The first leg of my ride with Yazdi lasts about five minutes before we
duck into Duke’s, a cheesy Hawaiian bar, for a beer and a backstory—hers.
When Yazdi was 11, her oldest sister died of a drug overdose. Two years later,
her father fell asleep at the wheel and collided head-on with a tanker truck at
70 miles per hour. He was in a coma for a year. 

“I literally had to reteach my
dad how to talk. I was feeding him Gerber baby food,” Yazdi says. “I missed
a lot of things.” He suffered various complications over the next decade,
and in 2014 died of a burst growth between his aorta and his lungs. Yazdi
emerged from that trauma determined to live at the peak. She has never had
a nine-to-five job, and she has the physical beauty to keep it that way. But she wants more than Instagram likes of pretty pictures of herself.

For Yazdi, motorcycling represents a way to live life at its maximum
setting. Last year, she quit social media for three months, weary of a
virtual world full of click-based accolades. “I don’t need to be a social
media star,” she says. “It’s not a real thing.” 

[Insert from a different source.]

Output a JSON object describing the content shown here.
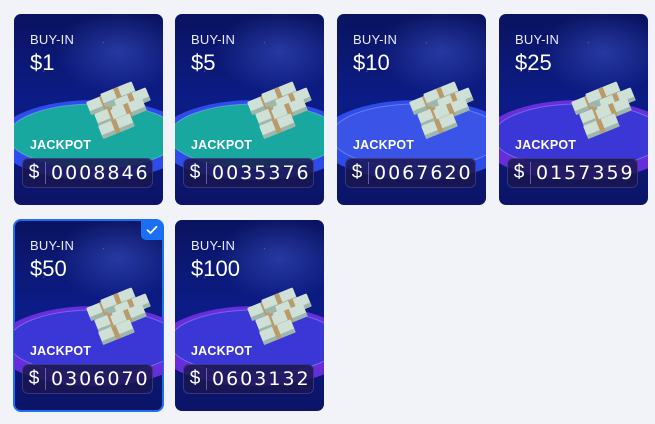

In December, tired of L.A. and
needing to recalibrate her life, Yazdi, her Australian shepherd, Kai, and
her Weimaraner, Moose, moved to the
frozen north, to Fairbanks, Alaska. Now
she’s organizing an event that will launch in
2019 in Hawaii, called the Aloha Way of Life
Festival, featuring music, motorcycles, surfing,
and art. “I wanted to be in a place I could really
launch something.”

What that looks like is weirdly simple, in
a way. The morning after we meet for beers, a
photographer and marketing guy for Indian joins
us for a day’s drive along the coast. Her job is just
to ride, and to look good riding, and to stop at scenic vistas along the way
and whip off her helmet and shake her hair and smile for the camera. My job
is to tag along and stand there awkwardly while she and Indian make a bit
of a scene on the PCH.

In one way, I’m watching a standard modeling shoot. But I’m also
watching Yazdi build a brand (herself) and a relationship (with Indian) that
she can leverage to sponsor the adventure rallies and festivals she creates.
“That’s how I tie all this stuff together,” she says.